Des engagements « durables » non contraignants
Aux États-Unis, raconte un article de Vert, Microsoft va rouvrir le premier réacteur de la centrale nucléaire de Three Mile Island, site d’un accident en 1979 qui avait irradié toute cette partie de la Pennsylvanie et traumatisé les habitants. Les géants de la Tech – Google, Amazon et Microsoft en tête – cherchent également à investir dans les « petits réacteurs modulaires » nucléaires, en cours de développement, pour alimenter leurs centres de données, ce qui pose la question de la sûreté d’une multitude de petites installations nucléaires face au risque d’accidents. Autre conséquence : le retour en grâce du charbon, fortement émetteur en gaz à effet de serre. Dans l’État de Géorgie, la promesse faite il y a trois ans de fermer toutes ses centrales à charbon a été abandonnée pour répondre au pic de demande d’électricité créé par les centres de données.
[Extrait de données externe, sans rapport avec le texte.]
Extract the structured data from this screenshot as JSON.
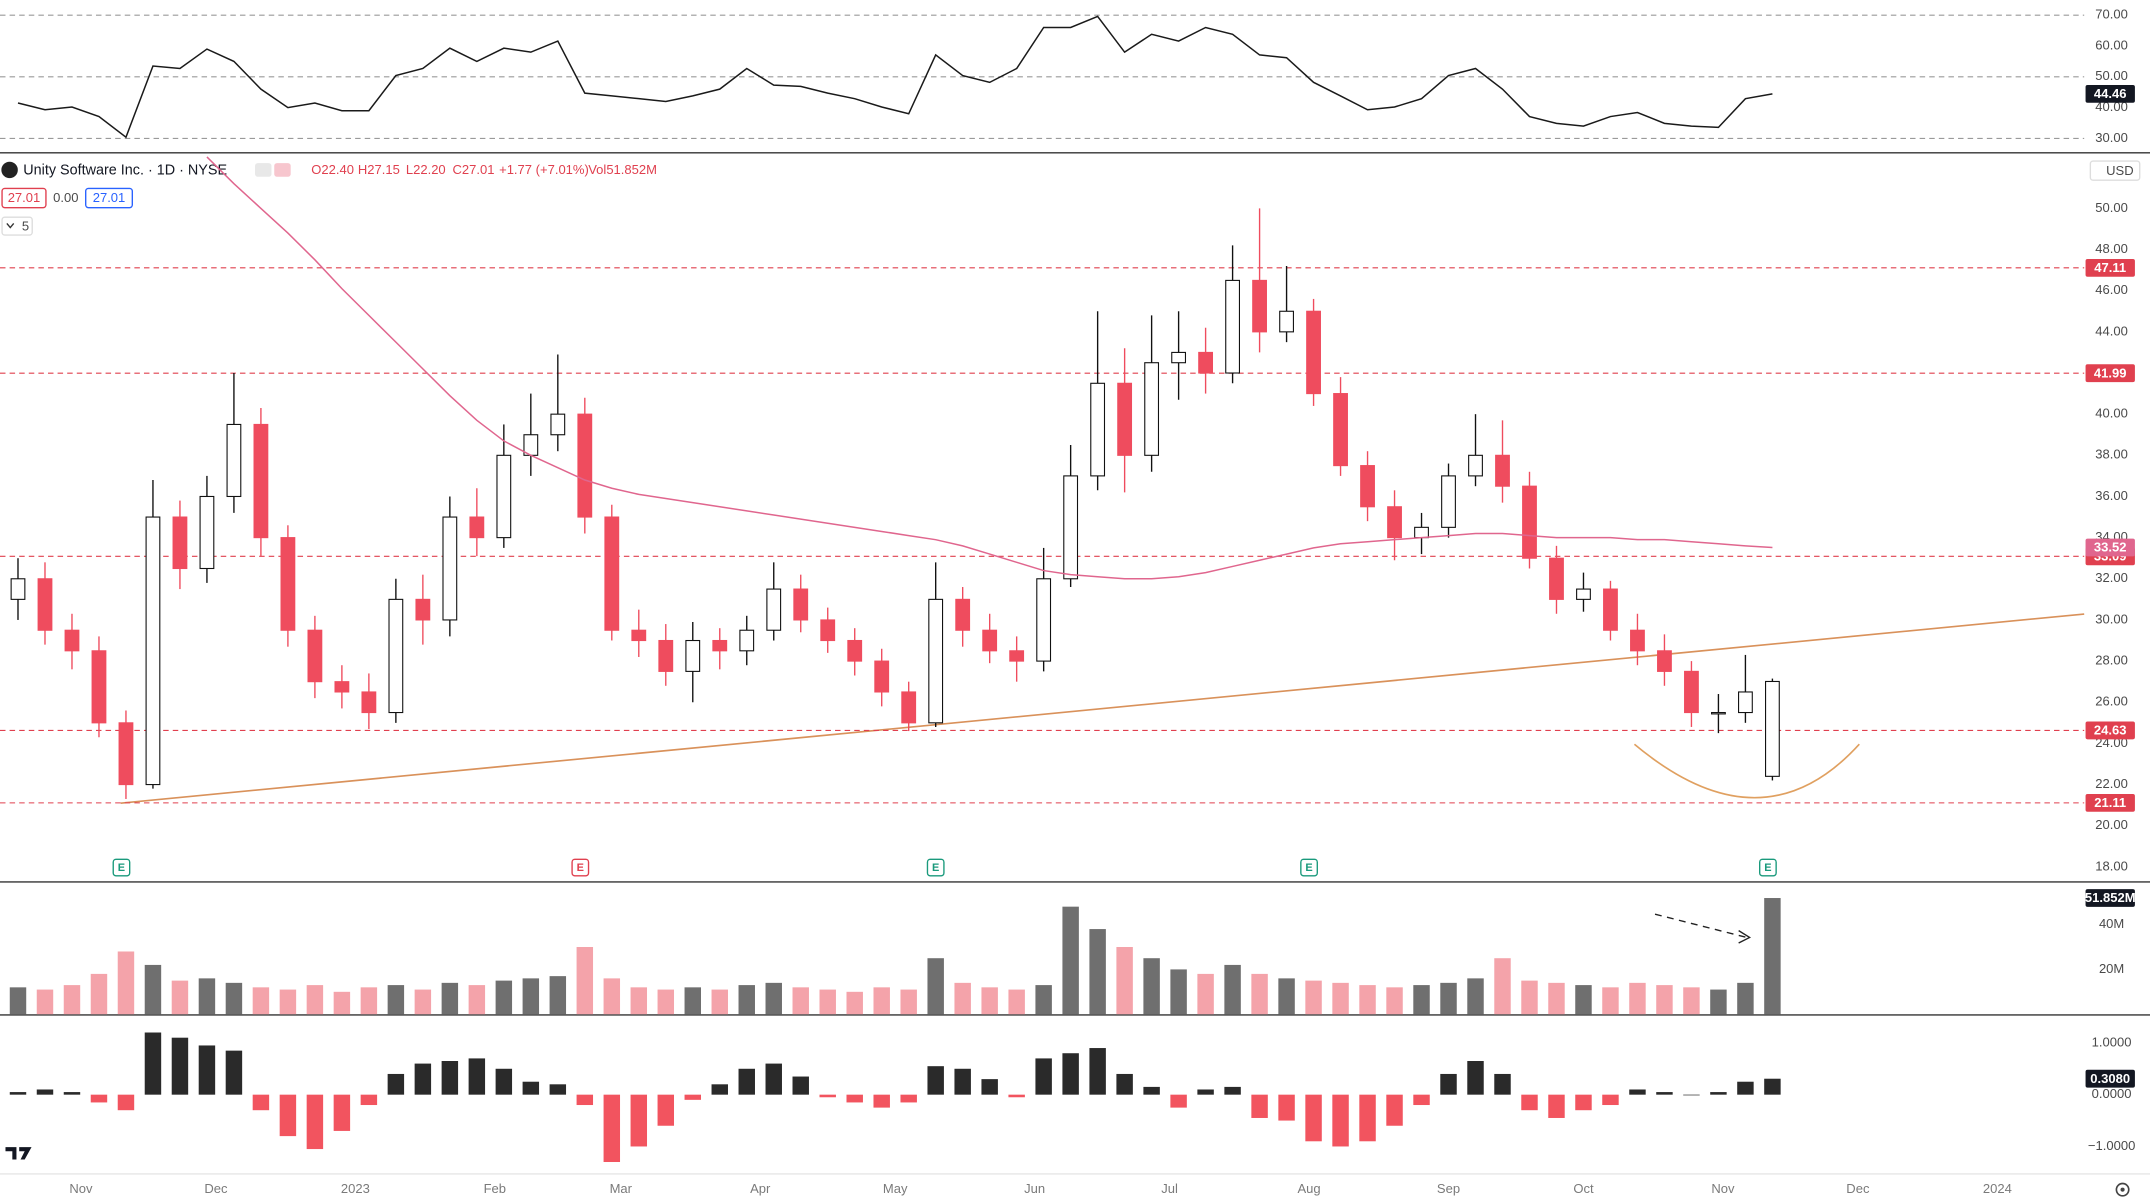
{
  "chart_data": [
    {
      "type": "line",
      "ylim": [
        26,
        72.7
      ],
      "yticks": [
        {
          "value": 30,
          "label": "30.00"
        },
        {
          "value": 40,
          "label": "40.00"
        },
        {
          "value": 50,
          "label": "50.00"
        },
        {
          "value": 60,
          "label": "60.00"
        },
        {
          "value": 70,
          "label": "70.00"
        }
      ],
      "levels": [
        30,
        50,
        70
      ],
      "level_color": "#9a9a9a",
      "series": [
        {
          "color": "#1a1a1a",
          "last_value_box": true,
          "values": [
            41.5,
            39.3,
            40.2,
            37.1,
            30.4,
            53.5,
            52.7,
            59,
            55,
            46,
            40,
            41.5,
            39,
            39,
            50.4,
            52.7,
            59.3,
            55,
            59.3,
            58,
            61.6,
            44.7,
            43.8,
            42.9,
            42,
            43.8,
            46,
            52.7,
            47.3,
            46.9,
            44.7,
            42.9,
            40.2,
            38,
            57.1,
            50.4,
            48.2,
            52.7,
            66,
            66,
            69.6,
            58,
            63.8,
            61.6,
            66,
            63.8,
            57.1,
            56.2,
            48.2,
            43.8,
            39.3,
            40.2,
            42.9,
            50.4,
            52.7,
            46,
            37.1,
            34.9,
            34,
            37.1,
            38.4,
            34.9,
            34,
            33.6,
            42.9,
            44.46
          ]
        }
      ]
    },
    {
      "type": "candlestick",
      "title": "Unity Software Inc. · 1D · NYSE",
      "ohlc": [
        "O22.40",
        "H27.15",
        "L22.20",
        "C27.01",
        "+1.77 (+7.01%)",
        "Vol51.852M"
      ],
      "toolbar": [
        "27.01",
        "0.00",
        "27.01"
      ],
      "interval_badge": "5",
      "currency": "USD",
      "xlim": [
        0,
        463
      ],
      "xticks": [
        {
          "value": 18,
          "label": "Nov"
        },
        {
          "value": 48,
          "label": "Dec"
        },
        {
          "value": 79,
          "label": "2023"
        },
        {
          "value": 110,
          "label": "Feb"
        },
        {
          "value": 138,
          "label": "Mar"
        },
        {
          "value": 169,
          "label": "Apr"
        },
        {
          "value": 199,
          "label": "May"
        },
        {
          "value": 230,
          "label": "Jun"
        },
        {
          "value": 260,
          "label": "Jul"
        },
        {
          "value": 291,
          "label": "Aug"
        },
        {
          "value": 322,
          "label": "Sep"
        },
        {
          "value": 352,
          "label": "Oct"
        },
        {
          "value": 383,
          "label": "Nov"
        },
        {
          "value": 413,
          "label": "Dec"
        },
        {
          "value": 444,
          "label": "2024"
        }
      ],
      "ylim": [
        17.3,
        52.6
      ],
      "yticks": [
        {
          "value": 18,
          "label": "18.00"
        },
        {
          "value": 20,
          "label": "20.00"
        },
        {
          "value": 22,
          "label": "22.00"
        },
        {
          "value": 24,
          "label": "24.00"
        },
        {
          "value": 26,
          "label": "26.00"
        },
        {
          "value": 28,
          "label": "28.00"
        },
        {
          "value": 30,
          "label": "30.00"
        },
        {
          "value": 32,
          "label": "32.00"
        },
        {
          "value": 34,
          "label": "34.00"
        },
        {
          "value": 36,
          "label": "36.00"
        },
        {
          "value": 38,
          "label": "38.00"
        },
        {
          "value": 40,
          "label": "40.00"
        },
        {
          "value": 42,
          "label": "42.00"
        },
        {
          "value": 44,
          "label": "44.00"
        },
        {
          "value": 46,
          "label": "46.00"
        },
        {
          "value": 48,
          "label": "48.00"
        },
        {
          "value": 50,
          "label": "50.00"
        }
      ],
      "levels": [
        47.11,
        41.99,
        33.09,
        24.63,
        21.11
      ],
      "level_color": "#e0404f",
      "up_color": "#ffffff",
      "down_color": "#ef4c5e",
      "wick_color": "#111111",
      "x": [
        4,
        10,
        16,
        22,
        28,
        34,
        40,
        46,
        52,
        58,
        64,
        70,
        76,
        82,
        88,
        94,
        100,
        106,
        112,
        118,
        124,
        130,
        136,
        142,
        148,
        154,
        160,
        166,
        172,
        178,
        184,
        190,
        196,
        202,
        208,
        214,
        220,
        226,
        232,
        238,
        244,
        250,
        256,
        262,
        268,
        274,
        280,
        286,
        292,
        298,
        304,
        310,
        316,
        322,
        328,
        334,
        340,
        346,
        352,
        358,
        364,
        370,
        376,
        382,
        388,
        394
      ],
      "open": [
        31,
        32,
        29.5,
        28.5,
        25,
        22,
        35,
        32.5,
        36,
        39.5,
        34,
        29.5,
        27,
        26.5,
        25.5,
        31,
        30,
        35,
        34,
        38,
        39,
        40,
        35,
        29.5,
        29,
        27.5,
        29,
        28.5,
        29.5,
        31.5,
        30,
        29,
        28,
        26.5,
        25,
        31,
        29.5,
        28.5,
        28,
        32,
        37,
        41.5,
        38,
        42.5,
        43,
        42,
        46.5,
        44,
        45,
        41,
        37.5,
        35.5,
        34,
        34.5,
        37,
        38,
        36.5,
        33,
        31,
        31.5,
        29.5,
        28.5,
        27.5,
        25.5,
        25.5,
        22.4
      ],
      "high": [
        33,
        32.8,
        30.3,
        29.2,
        25.6,
        36.8,
        35.8,
        37,
        42,
        40.3,
        34.6,
        30.2,
        27.8,
        27.4,
        32,
        32.2,
        36,
        36.4,
        39.5,
        41,
        42.9,
        40.8,
        35.6,
        30.5,
        29.8,
        29.9,
        29.6,
        30.2,
        32.8,
        32.2,
        30.6,
        29.6,
        28.6,
        27,
        32.8,
        31.6,
        30.3,
        29.2,
        33.5,
        38.5,
        45,
        43.2,
        44.8,
        45,
        44.2,
        48.2,
        50,
        47.2,
        45.6,
        41.8,
        38.2,
        36.3,
        35.2,
        37.6,
        40,
        39.7,
        37.2,
        33.6,
        32.3,
        31.9,
        30.3,
        29.3,
        28,
        26.4,
        28.3,
        27.15
      ],
      "low": [
        30,
        28.8,
        27.6,
        24.3,
        21.3,
        21.8,
        31.5,
        31.8,
        35.2,
        33.1,
        28.7,
        26.2,
        25.7,
        24.7,
        25,
        28.8,
        29.2,
        33.1,
        33.5,
        37,
        38.2,
        34.2,
        29,
        28.2,
        26.8,
        26,
        27.6,
        27.8,
        29,
        29.4,
        28.4,
        27.3,
        25.8,
        24.6,
        24.8,
        28.7,
        27.9,
        27,
        27.5,
        31.6,
        36.3,
        36.2,
        37.2,
        40.7,
        41,
        41.5,
        43,
        43.5,
        40.4,
        37,
        34.8,
        32.9,
        33.2,
        34,
        36.5,
        35.7,
        32.5,
        30.3,
        30.4,
        29,
        27.8,
        26.8,
        24.8,
        24.5,
        25,
        22.2
      ],
      "close": [
        32,
        29.5,
        28.5,
        25,
        22,
        35,
        32.5,
        36,
        39.5,
        34,
        29.5,
        27,
        26.5,
        25.5,
        31,
        30,
        35,
        34,
        38,
        39,
        40,
        35,
        29.5,
        29,
        27.5,
        29,
        28.5,
        29.5,
        31.5,
        30,
        29,
        28,
        26.5,
        25,
        31,
        29.5,
        28.5,
        28,
        32,
        37,
        41.5,
        38,
        42.5,
        43,
        42,
        46.5,
        44,
        45,
        41,
        37.5,
        35.5,
        34,
        34.5,
        37,
        38,
        36.5,
        33,
        31,
        31.5,
        29.5,
        28.5,
        27.5,
        25.5,
        25.5,
        26.5,
        27.01
      ],
      "series": [
        {
          "color": "#e0668e",
          "last_value_box": true,
          "values": [
            null,
            null,
            null,
            null,
            null,
            null,
            null,
            52.5,
            51.2,
            50,
            48.8,
            47.5,
            46.1,
            44.8,
            43.5,
            42.2,
            40.9,
            39.7,
            38.7,
            38,
            37.4,
            36.8,
            36.4,
            36.1,
            35.9,
            35.7,
            35.5,
            35.3,
            35.1,
            34.9,
            34.7,
            34.5,
            34.3,
            34.1,
            33.9,
            33.6,
            33.2,
            32.8,
            32.4,
            32.2,
            32.1,
            32,
            32,
            32.1,
            32.3,
            32.6,
            32.9,
            33.2,
            33.5,
            33.7,
            33.8,
            33.9,
            34,
            34.1,
            34.2,
            34.2,
            34.1,
            34,
            34,
            34,
            33.9,
            33.9,
            33.8,
            33.7,
            33.6,
            33.52
          ]
        }
      ],
      "earnings": {
        "label": "E",
        "x": [
          27,
          129,
          208,
          291,
          393
        ],
        "colors": [
          "#1a9a7c",
          "#e0404f",
          "#1a9a7c",
          "#1a9a7c",
          "#1a9a7c"
        ]
      }
    },
    {
      "type": "bar",
      "ylim": [
        0,
        58.1
      ],
      "yticks": [
        {
          "value": 20,
          "label": "20M"
        },
        {
          "value": 40,
          "label": "40M"
        }
      ],
      "up_color": "#6f6f6f",
      "down_color": "#f4a3aa",
      "values": [
        12,
        11,
        13,
        18,
        28,
        22,
        15,
        16,
        14,
        12,
        11,
        13,
        10,
        12,
        13,
        11,
        14,
        13,
        15,
        16,
        17,
        30,
        16,
        12,
        11,
        12,
        11,
        13,
        14,
        12,
        11,
        10,
        12,
        11,
        25,
        14,
        12,
        11,
        13,
        48,
        38,
        30,
        25,
        20,
        18,
        22,
        18,
        16,
        15,
        14,
        13,
        12,
        13,
        14,
        16,
        25,
        15,
        14,
        13,
        12,
        14,
        13,
        12,
        11,
        14,
        51.852
      ],
      "value_labels": [
        null,
        null,
        null,
        null,
        null,
        null,
        null,
        null,
        null,
        null,
        null,
        null,
        null,
        null,
        null,
        null,
        null,
        null,
        null,
        null,
        null,
        null,
        null,
        null,
        null,
        null,
        null,
        null,
        null,
        null,
        null,
        null,
        null,
        null,
        null,
        null,
        null,
        null,
        null,
        null,
        null,
        null,
        null,
        null,
        null,
        null,
        null,
        null,
        null,
        null,
        null,
        null,
        null,
        null,
        null,
        null,
        null,
        null,
        null,
        null,
        null,
        null,
        null,
        null,
        null,
        "51.852M"
      ]
    },
    {
      "type": "bar",
      "ylim": [
        -1.49,
        1.5
      ],
      "yticks": [
        {
          "value": 1,
          "label": "1.0000"
        },
        {
          "value": 0,
          "label": "0.0000"
        },
        {
          "value": -1,
          "label": "−1.0000"
        }
      ],
      "positive_color": "#2a2a2a",
      "negative_color": "#f2545f",
      "values": [
        0.05,
        0.1,
        0.05,
        -0.15,
        -0.3,
        1.2,
        1.1,
        0.95,
        0.85,
        -0.3,
        -0.8,
        -1.05,
        -0.7,
        -0.2,
        0.4,
        0.6,
        0.65,
        0.7,
        0.5,
        0.25,
        0.2,
        -0.2,
        -1.3,
        -1,
        -0.6,
        -0.1,
        0.2,
        0.5,
        0.6,
        0.35,
        -0.05,
        -0.15,
        -0.25,
        -0.15,
        0.55,
        0.5,
        0.3,
        -0.05,
        0.7,
        0.8,
        0.9,
        0.4,
        0.15,
        -0.25,
        0.1,
        0.15,
        -0.45,
        -0.5,
        -0.9,
        -1,
        -0.9,
        -0.6,
        -0.2,
        0.4,
        0.65,
        0.4,
        -0.3,
        -0.45,
        -0.3,
        -0.2,
        0.1,
        0.05,
        0,
        0.05,
        0.25,
        0.308
      ],
      "value_labels": [
        null,
        null,
        null,
        null,
        null,
        null,
        null,
        null,
        null,
        null,
        null,
        null,
        null,
        null,
        null,
        null,
        null,
        null,
        null,
        null,
        null,
        null,
        null,
        null,
        null,
        null,
        null,
        null,
        null,
        null,
        null,
        null,
        null,
        null,
        null,
        null,
        null,
        null,
        null,
        null,
        null,
        null,
        null,
        null,
        null,
        null,
        null,
        null,
        null,
        null,
        null,
        null,
        null,
        null,
        null,
        null,
        null,
        null,
        null,
        null,
        null,
        null,
        null,
        null,
        null,
        "0.3080"
      ]
    }
  ]
}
Face à ces risques pour les populations locales comme pour celles les plus vulnérables au changement climatique dans le monde entier, les actions semblent faibles. Une déclaration d’intention a été signée à l’issue du sommet de l’IA, notamment avec l’Inde et la Chine. Il prévoit entre autres la création d’un observatoire de l’impact énergétique de l’IA, sous la responsabilité de l’Agence internationale de l’énergie. Il planifie également la création d’une « coalition pour l’IA durable » avec de grandes entreprises du secteur.
Ces engagements en matière d’intelligence artificielle signés par les États et les entreprises présentes ne sont pas contraignants, et ne sont pas tournés vers l’action immédiate. De plus, ni le Royaume-Uni ni les États-Unis, qui concentre un tiers des centres de données du monde, n’ont signé ce texte.